The most serious crimes happen when people from outside campus come onto campus. I remember some high school kids going to a frat party and bringing out a knife, and some one holding up some joggers with a gun.
In terms of liberal or conservative, I'd say UR itself is mostly liberal. Just as an example, the Protestant Chapel Community chaplain is an out lesbian (and wicked awesome too).
Otherwise, I agree with all that is said above. ;o)
Edited at 2008-10-23 12:46 pm (UTC)
I went to the U of R in the '90s and loved every minute of it. I was president of the gay group my last year and always felt safe in that regard. I never felt unsafe anywhere in the Rochester area. I grew up living all over the world (Kenya, Spain, UK) so the crime was basically non-existant for me. I also knew areas to avoid.
I still live in Rochester ... because I love the city. The libraries are great...as for good bookstores, not so much. But I carry books that I love at my store nook
. Mostly books on design, architecture, art, etc.
Best of luck. I don't think you'll go wrong at either school.
I am an alum (08) who lived off-campus for 2 years, so I think I might have a slightly (positive) different perspective
1.) A few people have posted comments that give me the idea that Rochester is rather conservative, is this true?
To be fair, Rochester is a small, research-based private school so yes, it may be more conservative than most liberal colleges, but nothing over-bearing.
2.) How is Rochester towards international students? And gay students?
I don't think there is discrimination toward international students at all. True, Rochester is not the most diverse school, but it certainly was more diverse than were I grew up! (Utah). A lot of the people that work in the Rochester Center for Community Leadership (which does community service) are actually gay (the administrators), and they themselves have told me that Rochester is a very gay-friendly city. There are really fun gay-bars/ clubs, and the campus is certainly gay friendly.
3.) Are there any South African students at Rochester?
LOL. My friend Ron Wang grew up in South Africa (born in Taiwan) and that is the only person I know.
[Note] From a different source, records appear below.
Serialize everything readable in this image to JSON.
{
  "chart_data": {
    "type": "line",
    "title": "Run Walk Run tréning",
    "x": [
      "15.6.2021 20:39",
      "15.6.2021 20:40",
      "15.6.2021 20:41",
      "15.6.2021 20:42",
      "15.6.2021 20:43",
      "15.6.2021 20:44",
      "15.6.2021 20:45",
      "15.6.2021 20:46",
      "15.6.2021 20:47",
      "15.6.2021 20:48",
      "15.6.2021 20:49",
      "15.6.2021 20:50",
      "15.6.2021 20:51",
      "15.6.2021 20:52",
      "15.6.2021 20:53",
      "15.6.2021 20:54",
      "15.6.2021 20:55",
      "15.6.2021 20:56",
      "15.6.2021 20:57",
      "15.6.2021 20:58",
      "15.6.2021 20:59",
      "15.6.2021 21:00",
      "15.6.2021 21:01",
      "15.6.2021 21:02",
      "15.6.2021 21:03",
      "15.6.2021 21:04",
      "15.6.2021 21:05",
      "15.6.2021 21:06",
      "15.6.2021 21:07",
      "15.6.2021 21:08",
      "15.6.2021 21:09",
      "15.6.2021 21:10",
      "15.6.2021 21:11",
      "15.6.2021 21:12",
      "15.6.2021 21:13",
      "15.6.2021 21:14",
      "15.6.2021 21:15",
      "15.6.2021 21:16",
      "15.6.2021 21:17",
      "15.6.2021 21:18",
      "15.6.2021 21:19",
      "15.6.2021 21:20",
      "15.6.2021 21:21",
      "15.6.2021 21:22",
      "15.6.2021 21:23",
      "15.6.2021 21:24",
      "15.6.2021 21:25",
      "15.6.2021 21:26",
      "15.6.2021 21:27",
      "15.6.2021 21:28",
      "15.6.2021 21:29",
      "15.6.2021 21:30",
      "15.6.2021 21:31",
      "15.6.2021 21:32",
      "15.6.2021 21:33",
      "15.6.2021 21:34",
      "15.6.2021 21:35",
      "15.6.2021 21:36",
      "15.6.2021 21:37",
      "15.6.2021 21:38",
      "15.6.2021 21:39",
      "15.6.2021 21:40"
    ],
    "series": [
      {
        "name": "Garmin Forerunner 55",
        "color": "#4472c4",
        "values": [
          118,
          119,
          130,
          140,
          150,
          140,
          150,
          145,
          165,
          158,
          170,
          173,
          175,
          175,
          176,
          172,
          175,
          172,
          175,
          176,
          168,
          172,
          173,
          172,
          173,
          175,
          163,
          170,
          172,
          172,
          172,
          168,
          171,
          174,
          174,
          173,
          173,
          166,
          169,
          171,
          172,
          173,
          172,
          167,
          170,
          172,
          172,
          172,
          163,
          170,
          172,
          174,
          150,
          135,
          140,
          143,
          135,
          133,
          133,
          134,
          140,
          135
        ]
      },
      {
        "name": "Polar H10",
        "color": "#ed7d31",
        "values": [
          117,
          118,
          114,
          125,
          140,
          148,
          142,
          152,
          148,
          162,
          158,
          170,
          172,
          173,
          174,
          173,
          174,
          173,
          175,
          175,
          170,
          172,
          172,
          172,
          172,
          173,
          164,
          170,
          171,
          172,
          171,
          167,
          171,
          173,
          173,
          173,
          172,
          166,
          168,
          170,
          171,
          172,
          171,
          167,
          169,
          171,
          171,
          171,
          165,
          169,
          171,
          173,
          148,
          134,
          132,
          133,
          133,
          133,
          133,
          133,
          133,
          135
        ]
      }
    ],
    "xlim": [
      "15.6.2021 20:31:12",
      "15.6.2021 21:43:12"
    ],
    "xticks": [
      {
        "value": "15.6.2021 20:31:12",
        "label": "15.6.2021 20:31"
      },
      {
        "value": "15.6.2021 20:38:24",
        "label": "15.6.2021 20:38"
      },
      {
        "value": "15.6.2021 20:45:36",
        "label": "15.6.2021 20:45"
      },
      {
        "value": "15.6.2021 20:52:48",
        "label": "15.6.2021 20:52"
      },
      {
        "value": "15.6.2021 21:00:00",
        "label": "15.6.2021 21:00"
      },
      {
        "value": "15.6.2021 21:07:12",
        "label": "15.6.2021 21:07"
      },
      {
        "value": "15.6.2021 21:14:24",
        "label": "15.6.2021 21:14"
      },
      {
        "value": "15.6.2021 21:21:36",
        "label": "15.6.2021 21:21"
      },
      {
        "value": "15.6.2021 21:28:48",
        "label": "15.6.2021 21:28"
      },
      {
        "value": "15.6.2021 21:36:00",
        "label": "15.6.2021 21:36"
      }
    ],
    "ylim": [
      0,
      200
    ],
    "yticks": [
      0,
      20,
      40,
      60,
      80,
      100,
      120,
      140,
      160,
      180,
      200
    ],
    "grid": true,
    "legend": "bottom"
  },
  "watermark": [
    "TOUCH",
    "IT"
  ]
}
I only laugh because we were in a program together and I felt like they treated him like the "token" kid from South Africa, so I bet you might get a lot of questions about South Africa since there really may be no other students.
4.) What’s the Anthropology program like?
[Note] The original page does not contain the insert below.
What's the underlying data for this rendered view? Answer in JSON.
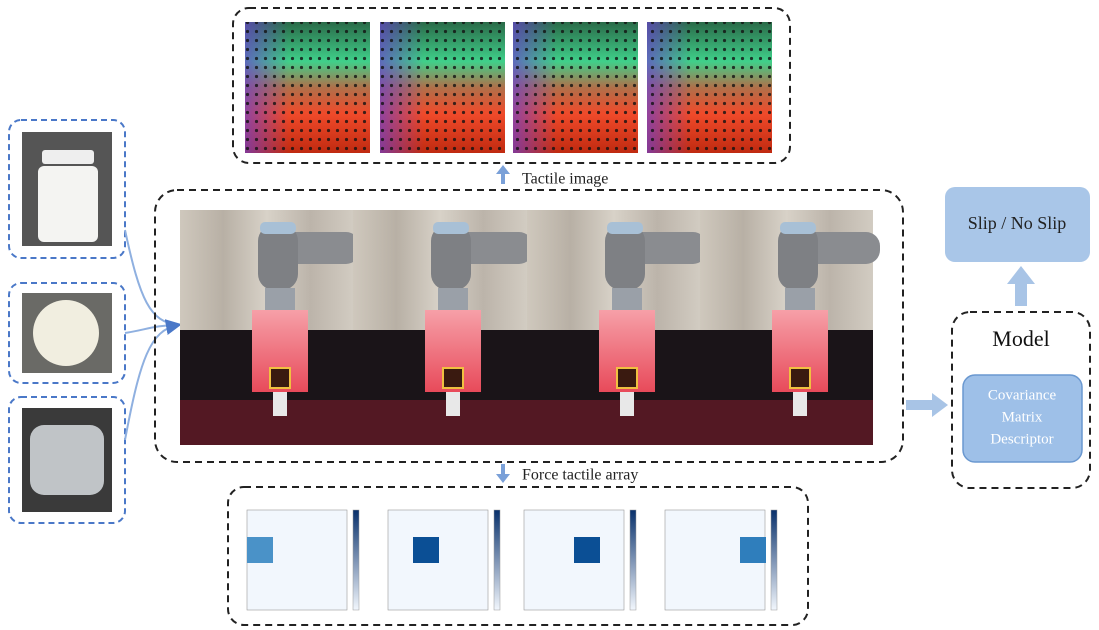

This I don't know for sure (I was natural science/ psych). However, two of my very good friends loved the program and did very prestigous research/ had great study abroad experiences. I know the department is also very small and intimate.
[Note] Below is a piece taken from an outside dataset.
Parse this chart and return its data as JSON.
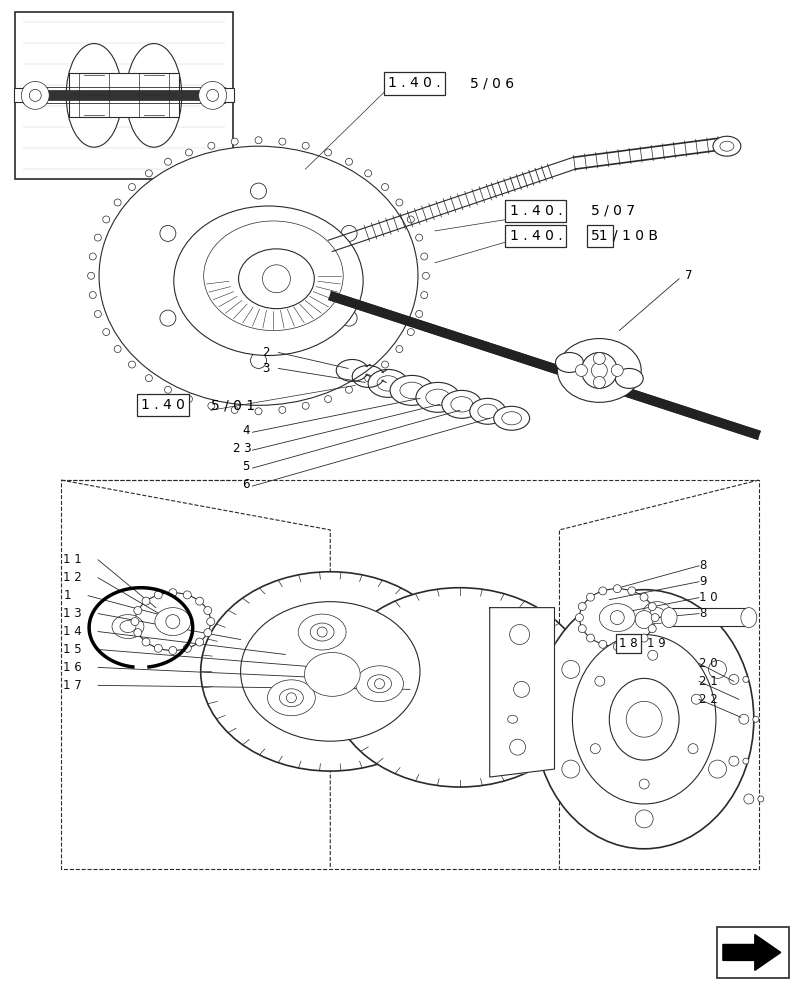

5.) What’s the deal with the no cars rule for 1st years? Are they actually allowed to do that?
If things have not changed, parking is shit on campus. Don't worry, I never had access to a car until senior year and it was fine. The buses are pretty good, and if you like to bike, Rochester is one of the most bike-able cities ever.
6.) What’s the crime rate like?
The crime rate is bad, but not where the campus is, nor where the Eastman school of music is. People will lie, spread rumors, and ignorance, but trust me...living off-campus and being a small female who often rode her bike alone did not cause me to lead a perilous life. The crime rate is bad because of inner-city youth gang/ drug violence and unfortunately (I guess some would say fortunately) U of R is a chapel on a hill that is shielded from that. The east side of the city is great if you are into local/ sustainable types of establishments.
7.) Are the libraries any good? Are there at least a few great bookstores?
There are WONDERFUL used book stores in Rochester. THe library is great, we have interlibrary loan, so if there is a book you want that Rush Rhees does not have, then they will borrow from another school for you. Seriously, though, I love the used bookstores in Rochester. The bookstores owners are really chill too.